Miya trapped her misgivings behind her teeth. She didn’t have a better idea, and Kai had been forced to think on his feet.
“Killing him leaves a bad taste in my mouth.” He spoke like he’d considered it. “But I won’t let him hurt Caelan either.”
A tired smile stretched Miya’s lips. “He’s not the architect of the problem. Pyotr is. Getting rid of your long-lost cousin isn’t a fix.”
His shoulders relaxed with her assent. “The deal will buy me time at least.”
“What happens if you can’t think of anything?” Caelan finally chimed in. “Three days isn’t a lot of time.”
“He’ll come for you again, and I’ll just have to send him limping back to Pyotr until something clicks.” He sounded so resolute, like beating back an attacker was as common as taking out the trash. “Zverev aside”—he stepped past Miya—“we need to talk.”
Ripper jumped from Caelan’s lap, stalking across the room to his water bowl.
“Did you know you’re a fetch?” Kai asked.
A shake of the head. “I’ve never had to think about it. I just…existed. And then I was here, trying to find her .”
Caelan had left the dreamscape to locate her double and replace her. And the leshy, Kai explained, amplified her impulse to do so—strengthened the tether between the two girls and drew it so taut that they’d inevitably collide.
“I think I understand now.” Miya circled the tiny island they used for preparing food. The leshy was concerned for Caelan’s safety. Miya had assumed something supernatural was pursuing her, but it was the other way around. The girl was an unwilling hunter, but she was also prey—not to some malevolent spirit, but to Pyotr, the adoptive father of Caelan’s double, Alina. The leshy wanted to bring Caelan back to the ethereal plane, but that did nothing to silence the call; she’d be drawn into the physical world until she finished what she’d unwittingly started. “The leshy thinks that if Caelan kills her double, it’ll put an end to the call. She’ll be able to return to the dreamscape and stay there.”

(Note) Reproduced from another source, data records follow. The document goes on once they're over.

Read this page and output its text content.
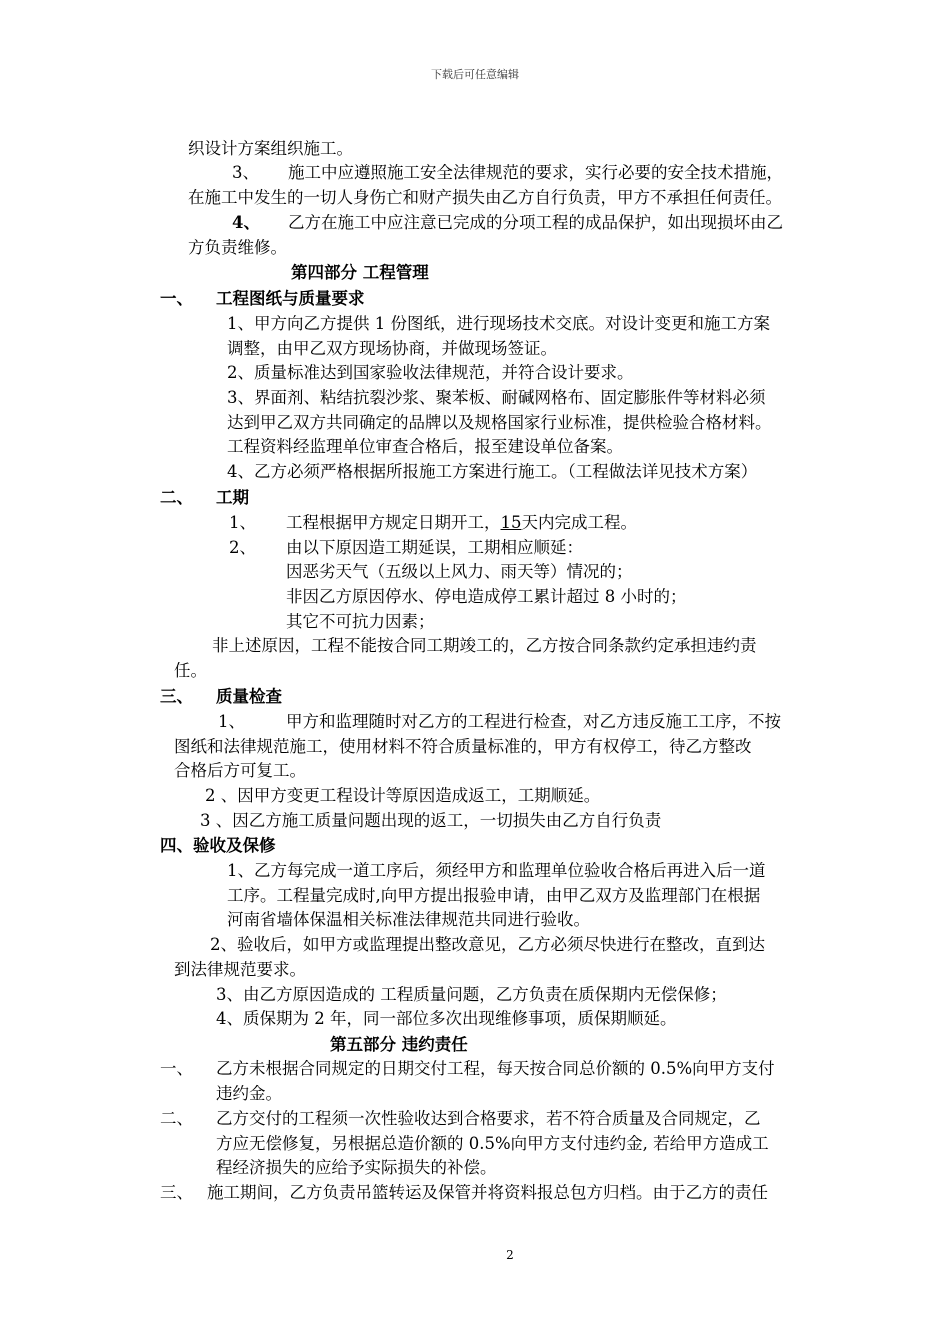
下载后可任意编辑
织设计方案组织施工。
3、 施工中应遵照施工安全法律规范的要求，实行必要的安全技术措施，
在施工中发生的一切人身伤亡和财产损失由乙方自行负责，甲方不承担任何责任。
4、 乙方在施工中应注意已完成的分项工程的成品保护，如出现损坏由乙
方负责维修。
第四部分 工程管理
一、 工程图纸与质量要求
1、甲方向乙方提供 1 份图纸，进行现场技术交底。对设计变更和施工方案
调整，由甲乙双方现场协商，并做现场签证。
2、质量标准达到国家验收法律规范，并符合设计要求。
3、界面剂、粘结抗裂沙浆、聚苯板、耐碱网格布、固定膨胀件等材料必须
达到甲乙双方共同确定的品牌以及规格国家行业标准，提供检验合格材料。
工程资料经监理单位审查合格后，报至建设单位备案。
4、乙方必须严格根据所报施工方案进行施工。（工程做法详见技术方案）
二、 工期
1、 工程根据甲方规定日期开工，15天内完成工程。
2、 由以下原因造工期延误，工期相应顺延：
因恶劣天气（五级以上风力、雨天等）情况的；
非因乙方原因停水、停电造成停工累计超过 8 小时的；
其它不可抗力因素；
非上述原因，工程不能按合同工期竣工的，乙方按合同条款约定承担违约责
任。
三、 质量检查
1、 甲方和监理随时对乙方的工程进行检查，对乙方违反施工工序，不按
图纸和法律规范施工，使用材料不符合质量标准的，甲方有权停工，待乙方整改
合格后方可复工。
2 、因甲方变更工程设计等原因造成返工，工期顺延。
3 、因乙方施工质量问题出现的返工，一切损失由乙方自行负责
四、验收及保修
1、乙方每完成一道工序后，须经甲方和监理单位验收合格后再进入后一道
工序。工程量完成时,向甲方提出报验申请，由甲乙双方及监理部门在根据
河南省墙体保温相关标准法律规范共同进行验收。
2、验收后，如甲方或监理提出整改意见，乙方必须尽快进行在整改，直到达
到法律规范要求。
3、由乙方原因造成的 工程质量问题，乙方负责在质保期内无偿保修；
4、质保期为 2 年，同一部位多次出现维修事项，质保期顺延。
第五部分 违约责任
一、 乙方未根据合同规定的日期交付工程，每天按合同总价额的 0.5%向甲方支付
违约金。
二、 乙方交付的工程须一次性验收达到合格要求，若不符合质量及合同规定，乙
方应无偿修复，另根据总造价额的 0.5%向甲方支付违约金, 若给甲方造成工
程经济损失的应给予实际损失的补偿。
三、 施工期间，乙方负责吊篮转运及保管并将资料报总包方归档。由于乙方的责任
2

Caelan curled her knees to her chest and shrank into herself, wilting like a dying flower. A hiccupping sob shuddered her shoulders. “I can’t do this anymore,” she managed between sharp inhales. “I can’t keep fighting what I am. I didn’t understand it—I still don’t—but the universe doesn’t give a damn about that. It wants me to kill. I knew something bad would happen if I listened to the call, but killing?—”
“We’ll find a way to stop it,” Miya reassured.
“How?” She lifted her head, bloodshot eyes rimmed with tears. “I don’t see a way out.”
Sorrow was a fist around Miya’s heart. She understood this helplessness—had worn it for years. Youth was difficult enough, but bearing a supernatural burden turned hurdles into stone walls. “We’re just barely starting to understand this, and we have three days to come up with a plan.” She’d call Ama—force her and Kai to reconcile. They needed the white wolf’s knowledge about other worlds. Gavran would help too, but he was a wily spirit, frequently speaking in riddles and vanishing for days on end.
Feeling Kai’s torrid stare, Miya locked eyes with him. He was suspiciously quiet, his jaw clenched as he parsed something only he was privy to. An imagined scenario. A hypothetical outcome. His brow knitted, the look he gave her both bladed and apologetic.
One of them has to die , it said. A morbid calculation.
An acrid taste filled Miya’s mouth, and she gave a slight shake of her head, an outright rejection. “Come on,” she said to Caelan, though her attention remained on Kai. “Let’s get some air. I think it’s getting a little cramped in here.”
As the teen rose and joined Miya by the door, Kai’s gaze dropped to the knife in his hand. Thumb braced on the haft, he sliced into white flesh, carving out the apple’s core.